Староста не поднял головы, продолжая втирать чёрную, липкую массу в кожу. – Изба её – крайняя. Та, что к лесу стоит. Одна-одинёшенька. Ни с кем не водится. – Он наконец посмотрел на Семёна, и в его глазах снова мелькнуло что-то похожее на жалость. – Сходи, коли охота смертная. Только помни, что вчера сказывал. И ещё… не бери от неё угощенья. Ни крошки, ни глотка.
– Почему? – спросил Семён, чувствуя, как по спине снова пробегают мурашки.
– Плата, – коротко бросил Степан и снова уткнулся в работу, ясно давая понять, что разговор окончен.

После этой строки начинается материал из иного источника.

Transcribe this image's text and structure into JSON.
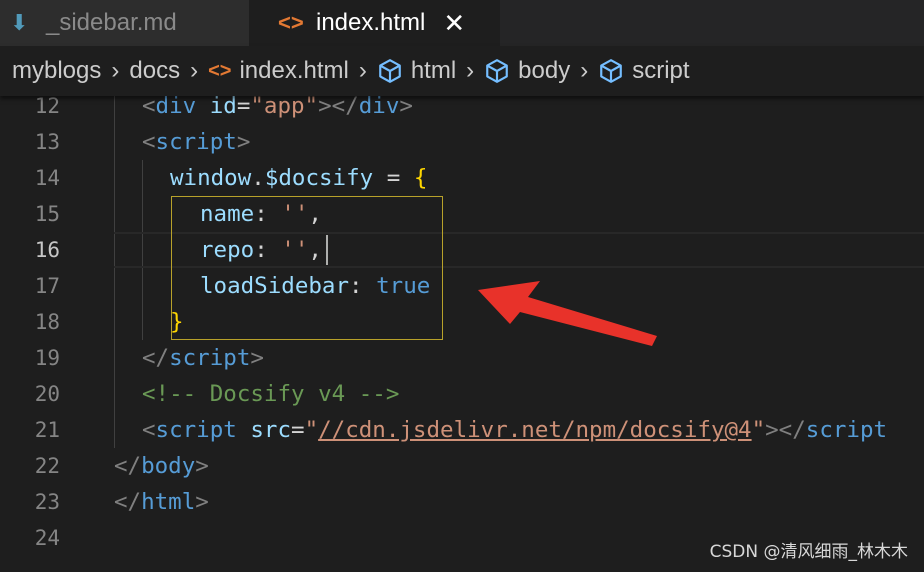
{
  "tabs": [
    {
      "label": "_sidebar.md",
      "active": false
    },
    {
      "label": "index.html",
      "active": true,
      "close": "✕"
    }
  ],
  "breadcrumb": [
    "myblogs",
    "docs",
    "index.html",
    "html",
    "body",
    "script"
  ],
  "editor": {
    "current_line": 16,
    "lines": [
      {
        "num": "12",
        "tokens": [
          {
            "t": "<",
            "c": "t-punc"
          },
          {
            "t": "div",
            "c": "t-tag"
          },
          {
            "t": " ",
            "c": "t-op"
          },
          {
            "t": "id",
            "c": "t-attr"
          },
          {
            "t": "=",
            "c": "t-op"
          },
          {
            "t": "\"app\"",
            "c": "t-str"
          },
          {
            "t": "></",
            "c": "t-punc"
          },
          {
            "t": "div",
            "c": "t-tag"
          },
          {
            "t": ">",
            "c": "t-punc"
          }
        ]
      },
      {
        "num": "13",
        "tokens": [
          {
            "t": "<",
            "c": "t-punc"
          },
          {
            "t": "script",
            "c": "t-tag"
          },
          {
            "t": ">",
            "c": "t-punc"
          }
        ]
      },
      {
        "num": "14",
        "tokens": [
          {
            "t": "window",
            "c": "t-var"
          },
          {
            "t": ".",
            "c": "t-op"
          },
          {
            "t": "$docsify",
            "c": "t-var"
          },
          {
            "t": " = ",
            "c": "t-op"
          },
          {
            "t": "{",
            "c": "t-brace"
          }
        ]
      },
      {
        "num": "15",
        "tokens": [
          {
            "t": "name",
            "c": "t-var"
          },
          {
            "t": ": ",
            "c": "t-op"
          },
          {
            "t": "''",
            "c": "t-str"
          },
          {
            "t": ",",
            "c": "t-op"
          }
        ]
      },
      {
        "num": "16",
        "tokens": [
          {
            "t": "repo",
            "c": "t-var"
          },
          {
            "t": ": ",
            "c": "t-op"
          },
          {
            "t": "''",
            "c": "t-str"
          },
          {
            "t": ",",
            "c": "t-op"
          }
        ]
      },
      {
        "num": "17",
        "tokens": [
          {
            "t": "loadSidebar",
            "c": "t-var"
          },
          {
            "t": ": ",
            "c": "t-op"
          },
          {
            "t": "true",
            "c": "t-bool"
          }
        ]
      },
      {
        "num": "18",
        "tokens": [
          {
            "t": "}",
            "c": "t-brace"
          }
        ]
      },
      {
        "num": "19",
        "tokens": [
          {
            "t": "</",
            "c": "t-punc"
          },
          {
            "t": "script",
            "c": "t-tag"
          },
          {
            "t": ">",
            "c": "t-punc"
          }
        ]
      },
      {
        "num": "20",
        "tokens": [
          {
            "t": "<!-- Docsify v4 -->",
            "c": "t-comment"
          }
        ]
      },
      {
        "num": "21",
        "tokens": [
          {
            "t": "<",
            "c": "t-punc"
          },
          {
            "t": "script",
            "c": "t-tag"
          },
          {
            "t": " ",
            "c": "t-op"
          },
          {
            "t": "src",
            "c": "t-attr"
          },
          {
            "t": "=",
            "c": "t-op"
          },
          {
            "t": "\"",
            "c": "t-str"
          },
          {
            "t": "//cdn.jsdelivr.net/npm/docsify@4",
            "c": "t-url"
          },
          {
            "t": "\"",
            "c": "t-str"
          },
          {
            "t": "></",
            "c": "t-punc"
          },
          {
            "t": "script",
            "c": "t-tag"
          }
        ]
      },
      {
        "num": "22",
        "tokens": [
          {
            "t": "</",
            "c": "t-punc"
          },
          {
            "t": "body",
            "c": "t-tag"
          },
          {
            "t": ">",
            "c": "t-punc"
          }
        ]
      },
      {
        "num": "23",
        "tokens": [
          {
            "t": "</",
            "c": "t-punc"
          },
          {
            "t": "html",
            "c": "t-tag"
          },
          {
            "t": ">",
            "c": "t-punc"
          }
        ]
      },
      {
        "num": "24",
        "tokens": []
      }
    ]
  },
  "annotation": {
    "arrow_color": "#e8322a"
  },
  "watermark": "CSDN @清风细雨_林木木",
  "colors": {
    "background": "#1e1e1e",
    "tag": "#569cd6",
    "string": "#ce9178",
    "variable": "#9cdcfe",
    "comment": "#6a9955",
    "brace": "#ffd700"
  }
}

Семён побрёл по единственной улице к окраине. Избы становились всё более обветшалыми, некоторые были наглухо заколочены. Последняя, та самая, «к лесу стоящая», и правда была одна. Небольшая, почерневшая от времени, она казалась частью леса, его предвестником. Крыша поросла мхом, наличники почернели и потрескались, но странное дело – стекла в окнах были чистыми, словно их только что вымыли. Из трубы поднималась тонкая струйка белого дыма.
Сердце Семёна забилось чаще. Он поправил рюкзак, проверил, на месте ли диктофон, и сделал последние шаги к низкой, покосившейся калитке. На ней висел тот же странный оберег, что и у Степана – пучок травы с пером, но здесь к нему была привязана ещё и засушенная летучая мышь, сложившая свои кожистые крылья.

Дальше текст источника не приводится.